Scientist Creates Life just for a moment peeks into the metaphysical window, but I am not sure if Park, the author, realized it. Referring to Venter's plans to inject a man-made genome into a cell, she writes, "Creating such small, single-purpose organisms is nowhere near as complex as creating larger, multicelled creatures — things with mobility, behavior, a purpose, a face." Oh, if the author could only hear herself! Things with behavior, or a face? Things with purpose? Are we finally getting somewhere? Do the things on this planet have purpose? Is there room for teleology here? Is there a reason for my existence? Is there a point to the banana tree? The author, obviously a closet metaphysicist, even goes so far as to call these complexities, such as "behavior" and "purpose", "fanciful and frightful things." You better believe they are fanciful and frightful things. There has never been a more frightful thing than a multi-celled creature with a purpose.

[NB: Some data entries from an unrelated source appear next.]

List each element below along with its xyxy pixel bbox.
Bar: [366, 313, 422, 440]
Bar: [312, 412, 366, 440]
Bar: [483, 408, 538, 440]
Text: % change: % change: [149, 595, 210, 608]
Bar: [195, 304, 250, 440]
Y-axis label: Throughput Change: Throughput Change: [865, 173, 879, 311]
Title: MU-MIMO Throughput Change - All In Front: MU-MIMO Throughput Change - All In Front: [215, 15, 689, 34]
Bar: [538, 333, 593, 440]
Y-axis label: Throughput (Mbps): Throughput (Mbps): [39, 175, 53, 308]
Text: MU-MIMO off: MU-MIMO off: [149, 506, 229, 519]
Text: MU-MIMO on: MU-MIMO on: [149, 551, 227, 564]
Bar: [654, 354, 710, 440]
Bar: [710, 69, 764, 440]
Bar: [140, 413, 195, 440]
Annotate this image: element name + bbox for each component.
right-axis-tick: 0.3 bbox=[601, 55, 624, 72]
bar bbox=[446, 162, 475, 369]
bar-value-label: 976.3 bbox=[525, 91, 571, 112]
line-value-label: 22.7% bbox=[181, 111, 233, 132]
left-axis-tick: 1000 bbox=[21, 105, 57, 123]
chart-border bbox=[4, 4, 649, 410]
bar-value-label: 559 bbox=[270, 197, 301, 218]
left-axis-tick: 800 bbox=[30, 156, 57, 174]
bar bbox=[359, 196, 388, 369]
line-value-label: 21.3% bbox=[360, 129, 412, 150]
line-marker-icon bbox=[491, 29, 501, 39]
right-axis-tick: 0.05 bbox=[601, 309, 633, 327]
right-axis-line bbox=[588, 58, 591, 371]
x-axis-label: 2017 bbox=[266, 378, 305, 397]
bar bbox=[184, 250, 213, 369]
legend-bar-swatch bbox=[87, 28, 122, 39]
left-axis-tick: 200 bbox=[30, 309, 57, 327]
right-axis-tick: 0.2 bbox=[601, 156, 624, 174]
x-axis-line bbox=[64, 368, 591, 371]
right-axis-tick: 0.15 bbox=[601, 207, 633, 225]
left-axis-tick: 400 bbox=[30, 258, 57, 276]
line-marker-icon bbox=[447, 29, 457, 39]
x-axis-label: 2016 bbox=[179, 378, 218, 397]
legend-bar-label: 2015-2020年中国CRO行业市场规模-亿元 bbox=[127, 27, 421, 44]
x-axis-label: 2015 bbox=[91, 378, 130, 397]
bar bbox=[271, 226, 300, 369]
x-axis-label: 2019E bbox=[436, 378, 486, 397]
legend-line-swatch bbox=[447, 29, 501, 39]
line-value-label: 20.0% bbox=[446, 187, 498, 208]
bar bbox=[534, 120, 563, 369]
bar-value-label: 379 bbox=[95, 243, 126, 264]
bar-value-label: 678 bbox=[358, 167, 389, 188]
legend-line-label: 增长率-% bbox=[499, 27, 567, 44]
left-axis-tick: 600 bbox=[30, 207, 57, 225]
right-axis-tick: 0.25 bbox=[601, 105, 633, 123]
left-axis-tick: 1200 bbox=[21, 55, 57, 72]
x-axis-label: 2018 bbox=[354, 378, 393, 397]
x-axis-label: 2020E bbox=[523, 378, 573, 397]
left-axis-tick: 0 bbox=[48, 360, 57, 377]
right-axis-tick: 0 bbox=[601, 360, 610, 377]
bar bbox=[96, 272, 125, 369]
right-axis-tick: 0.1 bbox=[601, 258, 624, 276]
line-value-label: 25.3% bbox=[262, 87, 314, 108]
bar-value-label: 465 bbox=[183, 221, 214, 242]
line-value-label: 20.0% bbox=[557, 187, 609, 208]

And, according to Park, "even Venter recognizes that there may be some aspects of life that simply can't be understood without a nod to what he calls the 'mystery and majesty' of the cell." Do the words "mystery" and "majesty" really belong to science? If Venter means what he says, then he cannot escape it either. The cell truly is a mystery. But even if Venter or any other scientist was able to explain and diagram every element and complexity of the cell so that no scientific knowledge was left to be discovered, it would still be a mystery that it is at all. Scientists will never be able to create life; "create" and even "creature" are metaphysical words. Science will manipulate the stuff of creation in new ways, to form new things, even possible a new form of life. But they cannot create life, that is, being. They cannot create existence. That discussion begins and ends with what we call the mystery and majesty of God. And it is fitting that we see in created things a purpose, for the God of Christianity is not a haphazard creator. He seems to create on purpose.